Les trois armées allemandes qui attaquaient le 21 mars formaient un ensemble de 13 corps d’armée à 6 divisions, plus une réserve stratégique de 20 divisions, soit au total 98 divisions. Chaque corps avait normalement 3 divisions en ligne et 4 de réserve immédiate. Le front divisionnaire était d’environ 1 500 mètres.

Dès le 21 mars, l’ennemi engagea 44 divisions ; le 22, il en engagea 11 autres ; le 23, 4 ; le 24, 9 ; le 25, 6 ; le 27, 4. Aucune réserve nouvelle ne fut mise en ligne le 28. A partir de ce jour, le mouvement ennemi s’arrêta. Cependant, une nouvelle division entra en ligne le 29, 2 le 30 et une le 31.

Ainsi, dans les onze derniers jours de mars, l’ennemi a dépensé 85 divisions, dont 42 au Nord de la Somme et 43 au Sud. D’autre part, à l’aide des divisions retirées de la ligne de bataille, l’ennemi avait soin de réalimenter sa réserve stratégique, de façon à la maintenir toujours à l’effectif d’une vingtaine de divisions.
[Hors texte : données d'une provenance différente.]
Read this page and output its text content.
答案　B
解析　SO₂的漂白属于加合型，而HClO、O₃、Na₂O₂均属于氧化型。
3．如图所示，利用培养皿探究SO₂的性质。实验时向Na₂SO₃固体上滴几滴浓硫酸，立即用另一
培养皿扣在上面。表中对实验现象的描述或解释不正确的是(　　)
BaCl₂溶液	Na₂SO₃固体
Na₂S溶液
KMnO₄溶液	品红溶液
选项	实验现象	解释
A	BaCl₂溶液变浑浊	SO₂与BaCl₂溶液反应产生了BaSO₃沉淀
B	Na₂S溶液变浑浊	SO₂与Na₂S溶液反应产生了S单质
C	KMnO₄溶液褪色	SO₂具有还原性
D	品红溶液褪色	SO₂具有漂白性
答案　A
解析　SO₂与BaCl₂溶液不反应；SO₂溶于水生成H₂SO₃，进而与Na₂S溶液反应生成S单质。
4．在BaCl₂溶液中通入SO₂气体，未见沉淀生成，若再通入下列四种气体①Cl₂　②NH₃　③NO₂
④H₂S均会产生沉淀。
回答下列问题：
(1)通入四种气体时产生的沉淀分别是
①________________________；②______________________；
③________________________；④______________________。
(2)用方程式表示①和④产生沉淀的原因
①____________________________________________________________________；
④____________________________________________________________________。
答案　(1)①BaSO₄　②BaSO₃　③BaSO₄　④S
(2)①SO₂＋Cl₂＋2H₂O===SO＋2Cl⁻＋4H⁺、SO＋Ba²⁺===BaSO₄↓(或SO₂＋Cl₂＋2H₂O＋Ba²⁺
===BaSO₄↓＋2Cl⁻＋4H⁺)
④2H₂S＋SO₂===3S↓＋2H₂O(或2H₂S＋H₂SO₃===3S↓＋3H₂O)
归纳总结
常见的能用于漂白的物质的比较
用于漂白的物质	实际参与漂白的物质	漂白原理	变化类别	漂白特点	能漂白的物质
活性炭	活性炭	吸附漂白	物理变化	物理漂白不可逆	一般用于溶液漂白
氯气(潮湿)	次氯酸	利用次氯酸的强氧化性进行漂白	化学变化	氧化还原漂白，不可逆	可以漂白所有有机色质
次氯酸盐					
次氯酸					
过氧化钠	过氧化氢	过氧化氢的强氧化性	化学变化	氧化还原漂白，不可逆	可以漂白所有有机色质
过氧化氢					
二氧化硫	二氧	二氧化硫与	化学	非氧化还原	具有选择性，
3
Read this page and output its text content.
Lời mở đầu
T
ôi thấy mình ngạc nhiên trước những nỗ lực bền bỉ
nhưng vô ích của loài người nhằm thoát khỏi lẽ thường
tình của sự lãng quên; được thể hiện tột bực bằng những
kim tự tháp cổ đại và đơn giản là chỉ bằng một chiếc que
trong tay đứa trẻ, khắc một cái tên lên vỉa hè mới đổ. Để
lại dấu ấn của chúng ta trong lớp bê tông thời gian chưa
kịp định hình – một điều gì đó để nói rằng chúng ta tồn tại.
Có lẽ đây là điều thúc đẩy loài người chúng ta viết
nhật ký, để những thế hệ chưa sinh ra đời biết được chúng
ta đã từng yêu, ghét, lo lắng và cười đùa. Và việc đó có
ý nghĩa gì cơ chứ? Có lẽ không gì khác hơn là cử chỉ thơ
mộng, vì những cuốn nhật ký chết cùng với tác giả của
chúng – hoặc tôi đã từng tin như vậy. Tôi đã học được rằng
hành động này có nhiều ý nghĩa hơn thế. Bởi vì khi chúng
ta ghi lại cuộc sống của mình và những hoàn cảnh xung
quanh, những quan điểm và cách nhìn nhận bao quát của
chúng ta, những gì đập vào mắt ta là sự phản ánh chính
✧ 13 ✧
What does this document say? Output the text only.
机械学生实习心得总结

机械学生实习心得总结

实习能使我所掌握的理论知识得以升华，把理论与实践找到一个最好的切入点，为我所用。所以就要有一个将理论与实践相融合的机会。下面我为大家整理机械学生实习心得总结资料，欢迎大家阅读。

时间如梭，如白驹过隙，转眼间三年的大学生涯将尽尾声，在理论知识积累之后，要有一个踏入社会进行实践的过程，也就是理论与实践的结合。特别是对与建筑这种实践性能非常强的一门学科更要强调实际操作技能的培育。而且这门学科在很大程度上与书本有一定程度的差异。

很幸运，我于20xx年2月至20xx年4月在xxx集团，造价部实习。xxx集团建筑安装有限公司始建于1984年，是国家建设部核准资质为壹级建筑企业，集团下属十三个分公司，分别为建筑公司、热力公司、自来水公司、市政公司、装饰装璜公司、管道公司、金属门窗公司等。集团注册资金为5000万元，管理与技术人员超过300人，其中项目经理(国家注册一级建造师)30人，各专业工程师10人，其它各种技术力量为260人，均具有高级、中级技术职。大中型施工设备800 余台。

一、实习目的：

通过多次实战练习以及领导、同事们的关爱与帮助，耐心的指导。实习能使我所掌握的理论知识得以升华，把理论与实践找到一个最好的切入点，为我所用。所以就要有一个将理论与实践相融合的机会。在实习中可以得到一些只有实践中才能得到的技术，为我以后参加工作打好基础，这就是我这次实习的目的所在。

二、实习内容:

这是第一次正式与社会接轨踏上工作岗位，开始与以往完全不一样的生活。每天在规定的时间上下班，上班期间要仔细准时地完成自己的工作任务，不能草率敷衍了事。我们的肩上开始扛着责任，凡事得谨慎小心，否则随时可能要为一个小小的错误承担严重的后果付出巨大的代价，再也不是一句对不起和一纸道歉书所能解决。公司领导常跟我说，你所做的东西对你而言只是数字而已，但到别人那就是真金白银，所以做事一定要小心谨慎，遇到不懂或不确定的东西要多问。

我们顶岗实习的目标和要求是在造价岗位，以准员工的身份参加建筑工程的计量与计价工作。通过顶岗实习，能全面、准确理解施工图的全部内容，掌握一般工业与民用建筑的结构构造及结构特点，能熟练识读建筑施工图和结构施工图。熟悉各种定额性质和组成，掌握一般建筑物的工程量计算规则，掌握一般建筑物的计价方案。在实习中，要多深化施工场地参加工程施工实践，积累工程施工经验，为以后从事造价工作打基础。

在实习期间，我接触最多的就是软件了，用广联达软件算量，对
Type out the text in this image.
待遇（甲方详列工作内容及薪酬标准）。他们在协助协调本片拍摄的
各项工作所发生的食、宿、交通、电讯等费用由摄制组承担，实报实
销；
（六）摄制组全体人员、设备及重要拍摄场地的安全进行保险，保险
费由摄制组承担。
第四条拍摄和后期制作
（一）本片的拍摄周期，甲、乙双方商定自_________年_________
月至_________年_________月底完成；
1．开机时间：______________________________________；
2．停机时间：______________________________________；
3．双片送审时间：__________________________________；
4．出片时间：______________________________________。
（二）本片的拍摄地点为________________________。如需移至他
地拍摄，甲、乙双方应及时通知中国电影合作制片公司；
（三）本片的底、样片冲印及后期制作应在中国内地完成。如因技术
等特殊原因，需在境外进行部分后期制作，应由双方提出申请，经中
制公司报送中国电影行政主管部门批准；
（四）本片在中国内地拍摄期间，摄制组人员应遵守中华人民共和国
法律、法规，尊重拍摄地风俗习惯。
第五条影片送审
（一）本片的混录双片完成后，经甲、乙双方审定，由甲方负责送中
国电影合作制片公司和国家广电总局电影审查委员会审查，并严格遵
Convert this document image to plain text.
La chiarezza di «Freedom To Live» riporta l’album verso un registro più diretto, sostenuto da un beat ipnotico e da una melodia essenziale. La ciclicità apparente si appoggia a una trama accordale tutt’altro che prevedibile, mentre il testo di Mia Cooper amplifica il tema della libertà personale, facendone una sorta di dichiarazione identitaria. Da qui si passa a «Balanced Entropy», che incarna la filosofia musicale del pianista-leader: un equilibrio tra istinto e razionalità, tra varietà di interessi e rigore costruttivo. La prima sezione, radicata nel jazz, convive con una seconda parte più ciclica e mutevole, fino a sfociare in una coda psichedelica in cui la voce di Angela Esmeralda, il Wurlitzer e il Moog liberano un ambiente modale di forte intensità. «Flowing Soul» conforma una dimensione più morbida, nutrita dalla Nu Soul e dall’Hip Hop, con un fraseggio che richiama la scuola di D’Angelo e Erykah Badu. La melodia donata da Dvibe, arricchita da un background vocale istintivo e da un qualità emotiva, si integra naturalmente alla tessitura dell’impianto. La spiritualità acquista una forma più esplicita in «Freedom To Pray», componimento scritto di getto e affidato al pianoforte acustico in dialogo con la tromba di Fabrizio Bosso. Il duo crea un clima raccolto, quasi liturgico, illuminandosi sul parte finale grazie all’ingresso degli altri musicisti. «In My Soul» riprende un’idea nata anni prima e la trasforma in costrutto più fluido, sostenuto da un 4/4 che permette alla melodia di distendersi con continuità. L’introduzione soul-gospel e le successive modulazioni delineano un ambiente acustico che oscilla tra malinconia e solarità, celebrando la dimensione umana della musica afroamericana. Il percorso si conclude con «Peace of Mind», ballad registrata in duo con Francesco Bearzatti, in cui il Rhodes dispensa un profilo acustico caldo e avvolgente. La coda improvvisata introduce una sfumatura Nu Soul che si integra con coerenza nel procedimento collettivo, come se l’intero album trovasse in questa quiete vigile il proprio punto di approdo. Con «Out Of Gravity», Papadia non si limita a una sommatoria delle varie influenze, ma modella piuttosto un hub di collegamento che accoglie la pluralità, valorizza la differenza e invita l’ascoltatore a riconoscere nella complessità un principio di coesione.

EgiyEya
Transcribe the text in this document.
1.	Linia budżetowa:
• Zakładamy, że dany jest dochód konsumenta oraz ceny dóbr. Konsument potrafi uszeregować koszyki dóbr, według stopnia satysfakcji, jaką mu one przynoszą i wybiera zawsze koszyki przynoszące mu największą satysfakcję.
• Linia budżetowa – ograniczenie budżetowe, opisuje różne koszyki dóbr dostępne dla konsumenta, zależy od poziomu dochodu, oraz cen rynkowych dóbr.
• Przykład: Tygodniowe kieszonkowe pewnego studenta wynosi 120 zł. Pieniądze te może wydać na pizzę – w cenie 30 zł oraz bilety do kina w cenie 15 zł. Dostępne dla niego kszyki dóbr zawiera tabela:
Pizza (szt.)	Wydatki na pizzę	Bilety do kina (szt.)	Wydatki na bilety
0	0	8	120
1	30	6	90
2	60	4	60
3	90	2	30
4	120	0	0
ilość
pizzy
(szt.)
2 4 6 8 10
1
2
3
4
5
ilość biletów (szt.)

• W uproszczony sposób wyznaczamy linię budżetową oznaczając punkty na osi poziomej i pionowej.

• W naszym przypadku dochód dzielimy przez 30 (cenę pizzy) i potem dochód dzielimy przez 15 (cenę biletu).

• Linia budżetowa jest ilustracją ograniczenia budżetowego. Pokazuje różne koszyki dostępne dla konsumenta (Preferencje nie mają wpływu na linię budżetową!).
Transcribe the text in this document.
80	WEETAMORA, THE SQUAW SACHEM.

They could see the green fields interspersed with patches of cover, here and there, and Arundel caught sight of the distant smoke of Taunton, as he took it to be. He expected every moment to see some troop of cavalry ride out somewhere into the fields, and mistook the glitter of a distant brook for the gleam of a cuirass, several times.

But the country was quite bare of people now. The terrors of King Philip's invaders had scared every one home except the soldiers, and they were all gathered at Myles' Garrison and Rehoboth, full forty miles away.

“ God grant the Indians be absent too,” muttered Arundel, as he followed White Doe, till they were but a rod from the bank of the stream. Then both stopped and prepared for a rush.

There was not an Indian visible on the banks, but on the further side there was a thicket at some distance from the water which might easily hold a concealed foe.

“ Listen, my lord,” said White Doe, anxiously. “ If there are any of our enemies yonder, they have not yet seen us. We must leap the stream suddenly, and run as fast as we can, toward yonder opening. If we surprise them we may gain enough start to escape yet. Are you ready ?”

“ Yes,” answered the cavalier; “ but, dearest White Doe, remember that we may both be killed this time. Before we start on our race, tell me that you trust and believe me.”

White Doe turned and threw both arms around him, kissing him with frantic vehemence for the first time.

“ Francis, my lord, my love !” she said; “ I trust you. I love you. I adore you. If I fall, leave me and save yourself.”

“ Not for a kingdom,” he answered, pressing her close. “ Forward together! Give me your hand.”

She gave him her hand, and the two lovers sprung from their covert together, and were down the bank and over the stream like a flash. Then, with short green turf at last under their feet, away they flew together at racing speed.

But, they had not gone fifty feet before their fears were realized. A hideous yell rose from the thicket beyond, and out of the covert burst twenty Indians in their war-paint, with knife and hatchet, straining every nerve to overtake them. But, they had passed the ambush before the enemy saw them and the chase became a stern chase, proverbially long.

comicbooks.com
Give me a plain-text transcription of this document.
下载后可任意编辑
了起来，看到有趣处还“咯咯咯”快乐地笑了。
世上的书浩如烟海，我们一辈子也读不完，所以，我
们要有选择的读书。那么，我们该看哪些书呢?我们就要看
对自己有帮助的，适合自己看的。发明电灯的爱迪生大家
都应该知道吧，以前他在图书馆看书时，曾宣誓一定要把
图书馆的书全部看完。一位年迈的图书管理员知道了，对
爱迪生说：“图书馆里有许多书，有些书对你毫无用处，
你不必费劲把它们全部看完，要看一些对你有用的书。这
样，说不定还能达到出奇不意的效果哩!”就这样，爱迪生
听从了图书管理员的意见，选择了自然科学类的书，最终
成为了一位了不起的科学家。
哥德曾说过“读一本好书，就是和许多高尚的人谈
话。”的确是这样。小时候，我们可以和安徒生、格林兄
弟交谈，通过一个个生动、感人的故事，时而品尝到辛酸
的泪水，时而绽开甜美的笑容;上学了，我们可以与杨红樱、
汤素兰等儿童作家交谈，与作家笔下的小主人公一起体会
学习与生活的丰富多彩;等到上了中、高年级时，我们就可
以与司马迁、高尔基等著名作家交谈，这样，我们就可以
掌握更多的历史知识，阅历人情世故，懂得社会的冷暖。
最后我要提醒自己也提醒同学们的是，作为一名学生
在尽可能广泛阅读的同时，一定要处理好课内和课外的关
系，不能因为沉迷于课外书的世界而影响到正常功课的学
A la date du 10 avril, le nombre des divisions allemandes engagées sur la Somme était de 93 ; à la fin d’avril, de 101. En trois semaines, cette bataille avait consommé plus de divisions que celle de 1916 en trois mois. De plus, une quarantaine d’entre elles étaient déjà revenues deux fois en ligne. Malgré cette dépense, aggravée d’une quarantaine de divisions engagées sur la Lys, l’ennemi a toujours réussi à maintenir sa réserve stratégique. Il y a été aidé par le retour d’un certain nombre de divisions de Russie, qui ont porté sa force totale sur le front occidental de 199 divisions à 206.

Malgré les efforts de l’ennemi pour organiser un roulement qui donne le plus de rendement avec le plus d’efficacité, ce jeu des divisions retirées, puis ramenées, n’est pas indéfini. Le recomplétement des divisions fatiguées ne l’est pas davantage, et nous savons que l’Allemagne est obligée de puiser largement dans la classe 19. Déjà la classe 20 a été appelée dans certaines parties de l’Allemagne, et elle va probablement l’être, dans le courant de mai et de juin, dans tout l’Empire.

Les Allemands ont obtenu un avantage appréciable en diminuant l’espace libre derrière l’armée britannique, ou, comme ils disent, l’étendue de la tête de pont occupée par l’armée britannique en France. Mais pour que cet avantage puisse amener une décision militaire, il faut une seconde bataille qui, pressant l’armée britannique aux deux ailes à droite sur la Somme, à gauche sur la Lys, la rejette à la mer. Les combats du 24 avril à ces deux extrémités sont probablement le début de cette action nouvelle. Mais il est hors de toute vraisemblance que les Allemands, s’ils l’engagent, la gagnent. Les armées alliées, unies et consolidées, sont là pour leur barrer le chemin.


HENRY BIDOU.

  1. Voyez la Revue des 15 et 1er mai, et les cartes dans ces deux livraisons.